Cette position assumée lui a tout de même valu quelques critiques : “On m’a par exemple reproché d’être fainéant parce que je ne sortais qu’une vidéo par mois et que c’était de l’irrespect envers mes abonnés. Je ne veux pas rentrer dans ce jeu même si j’ai quand même envie à l’avenir d’offrir du contenu plus produit, mais je veux que l’argent vienne de moi et pas d’une sponso car je n’aime pas le message que cela envoie.”
Félix est conscient que la possibilité de s’affranchir des insatiables algorithmes est un luxe. Validée par ses pairs, en particulier par des mastodontes de Twitch comme Aminematue et RebeuDeter, chaque nouvelle vidéo de Feldup est aussi devenue l’occasion de savourer un react ensemble autour d’un live. Chaque sortie vidéo crée l’évènement, grâce à sa qualité, à tel point qu’une partie de son audience attend que le streamer la regarde. Un gage de qualité qui a permis au vidéaste d’imposer une certaine légitimité dans le YouTube game.
Chargement du twitt...
“J’aime beaucoup cette idée d’aller chez tout le monde mais que personne n’aille chez moi”
En parlant de Twitch, la plateforme s’est d’ailleurs imposée comme une évidence pour permettre à Feldup de continuer à exploiter l’aspect DIY de sa direction artistique. En choisissant d’utiliser la caméra en 340 p intégrée à son ordinateur, de ne soigner ni son fond, ni les éléments visibles sur son stream, Feldup veut mettre au cœur de la création de son contenu un rapport d’égal à égal avec les personnes qui le suivent.
La notoriété du jeune vidéaste a rapidement explosé et il n’a pas toujours mis de frontière entre sa vie privée et son image publique. Twitch devient pour lui un moyen de discuter plus frontalement avec sa communauté et “de le rappeler à l’ordre sur les relations parasociales” qui le mettent très mal à l’aise, en témoignent les inconnus qui le considèrent comme un véritable ami.
Extrait d’un live stream sur la chaîne de Feldup / © Twitch – Feldupstream
Si l’on parle sociabilité, Feldup n’est pas le plus à l’aise, “mais pas pour autant fermé”, tient-t-il à préciser. Ce n’est d’ailleurs pas franchement pour cette raison qu’il n’a jamais invité personne sur sa chaîne. Si la mode est au featuring chez de nombreux vidéastes, le youtubeur s’engage à contre-courant : “J’aime beaucoup cette idée d’aller chez tout le monde mais que personne n’aille chez moi. C’est mon monde, c’est chez moi”.

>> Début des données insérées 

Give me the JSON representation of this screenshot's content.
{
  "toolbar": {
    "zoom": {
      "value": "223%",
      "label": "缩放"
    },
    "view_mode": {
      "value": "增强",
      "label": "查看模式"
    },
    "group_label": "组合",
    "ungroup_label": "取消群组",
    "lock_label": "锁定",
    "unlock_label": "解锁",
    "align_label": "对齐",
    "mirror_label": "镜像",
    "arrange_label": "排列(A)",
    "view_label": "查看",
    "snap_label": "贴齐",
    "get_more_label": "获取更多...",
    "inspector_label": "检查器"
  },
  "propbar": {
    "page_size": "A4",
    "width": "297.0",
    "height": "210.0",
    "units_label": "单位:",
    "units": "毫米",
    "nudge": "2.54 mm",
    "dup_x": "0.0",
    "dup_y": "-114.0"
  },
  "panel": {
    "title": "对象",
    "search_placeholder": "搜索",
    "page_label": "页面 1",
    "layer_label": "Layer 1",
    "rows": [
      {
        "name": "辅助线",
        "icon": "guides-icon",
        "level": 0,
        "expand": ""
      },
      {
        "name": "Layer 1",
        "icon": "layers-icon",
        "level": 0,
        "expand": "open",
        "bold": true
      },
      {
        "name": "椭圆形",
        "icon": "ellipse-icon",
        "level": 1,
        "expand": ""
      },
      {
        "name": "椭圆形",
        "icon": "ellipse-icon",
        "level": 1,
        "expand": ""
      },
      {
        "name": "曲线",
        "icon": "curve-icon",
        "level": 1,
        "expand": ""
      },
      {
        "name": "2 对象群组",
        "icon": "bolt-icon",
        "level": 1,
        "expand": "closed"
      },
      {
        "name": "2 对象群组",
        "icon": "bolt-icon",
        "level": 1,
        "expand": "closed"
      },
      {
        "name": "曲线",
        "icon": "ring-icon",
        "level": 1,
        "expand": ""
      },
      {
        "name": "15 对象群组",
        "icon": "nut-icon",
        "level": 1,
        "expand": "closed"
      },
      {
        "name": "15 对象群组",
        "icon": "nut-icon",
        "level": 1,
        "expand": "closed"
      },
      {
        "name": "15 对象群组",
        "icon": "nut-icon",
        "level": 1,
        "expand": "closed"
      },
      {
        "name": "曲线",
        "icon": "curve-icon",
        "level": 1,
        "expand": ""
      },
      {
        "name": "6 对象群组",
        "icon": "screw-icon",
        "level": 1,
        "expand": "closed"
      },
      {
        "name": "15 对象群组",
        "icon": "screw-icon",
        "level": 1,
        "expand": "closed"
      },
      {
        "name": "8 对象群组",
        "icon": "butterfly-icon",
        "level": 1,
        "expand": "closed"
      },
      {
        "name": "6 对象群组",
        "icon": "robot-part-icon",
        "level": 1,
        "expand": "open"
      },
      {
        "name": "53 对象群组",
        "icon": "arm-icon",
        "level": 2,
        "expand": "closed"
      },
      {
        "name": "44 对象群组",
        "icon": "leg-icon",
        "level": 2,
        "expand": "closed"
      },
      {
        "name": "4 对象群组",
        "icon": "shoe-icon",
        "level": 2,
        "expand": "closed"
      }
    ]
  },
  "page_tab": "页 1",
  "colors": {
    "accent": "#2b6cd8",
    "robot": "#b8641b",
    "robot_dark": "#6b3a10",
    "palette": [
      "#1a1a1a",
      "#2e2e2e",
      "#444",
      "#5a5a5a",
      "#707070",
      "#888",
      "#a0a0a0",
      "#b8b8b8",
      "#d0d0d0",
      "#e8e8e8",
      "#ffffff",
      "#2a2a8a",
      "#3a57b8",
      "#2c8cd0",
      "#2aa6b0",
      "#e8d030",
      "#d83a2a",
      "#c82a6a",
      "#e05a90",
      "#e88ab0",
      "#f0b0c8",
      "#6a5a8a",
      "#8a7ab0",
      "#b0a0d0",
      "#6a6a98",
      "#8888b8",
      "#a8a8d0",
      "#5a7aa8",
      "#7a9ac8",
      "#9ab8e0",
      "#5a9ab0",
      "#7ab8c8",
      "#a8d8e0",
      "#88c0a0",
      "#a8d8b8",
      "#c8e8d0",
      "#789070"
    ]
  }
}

Escape game chez Gotaga, partie de pétanque chez Ponce sur Twitch, caméo récurrent sur la chaîne de TheoBabac ou encore participation à un concours de cringe chez KronoMuzik sur YouTube… Celui qui a l’habitude de se mettre en scène dans des ambiances angoissantes sur sa propre chaîne répond avec joie à des invitations moins sérieuses : “J’aime profondément le fait que les gens ne m’attendent pas sur ce créneau-là. Comme les gens ne m’attendent pas et surtout ne s’attendent pas à ce que j’aie de l’énergie, il y a un vrai potentiel comique là-dedans !”
Extrait d’un live Twitch où Feldup apparaît aux côtés des autres vidéastes Riadhofg et TheoBabac dans une mise en scène improbable / © Twitch – Riadhofg
Après bientôt 100 épisodes de sa série des Findings, le youtubeur qui a su imposer son style et sa vision des choses sur la plateforme semble inépuisable. Des gros sujets de niche autour du jeu My House.wad et le show This House Has People in It devraient voir le jour rapidement.
Feldup confie également vouloir ouvrir sa chaîne aux formats plus spectaculaires, débutant ainsi un numéro d’équilibriste auquel beaucoup de ses confrères se sont essayé : celui de conserver son authenticité malgré des moyens et des audiences qui augmentent.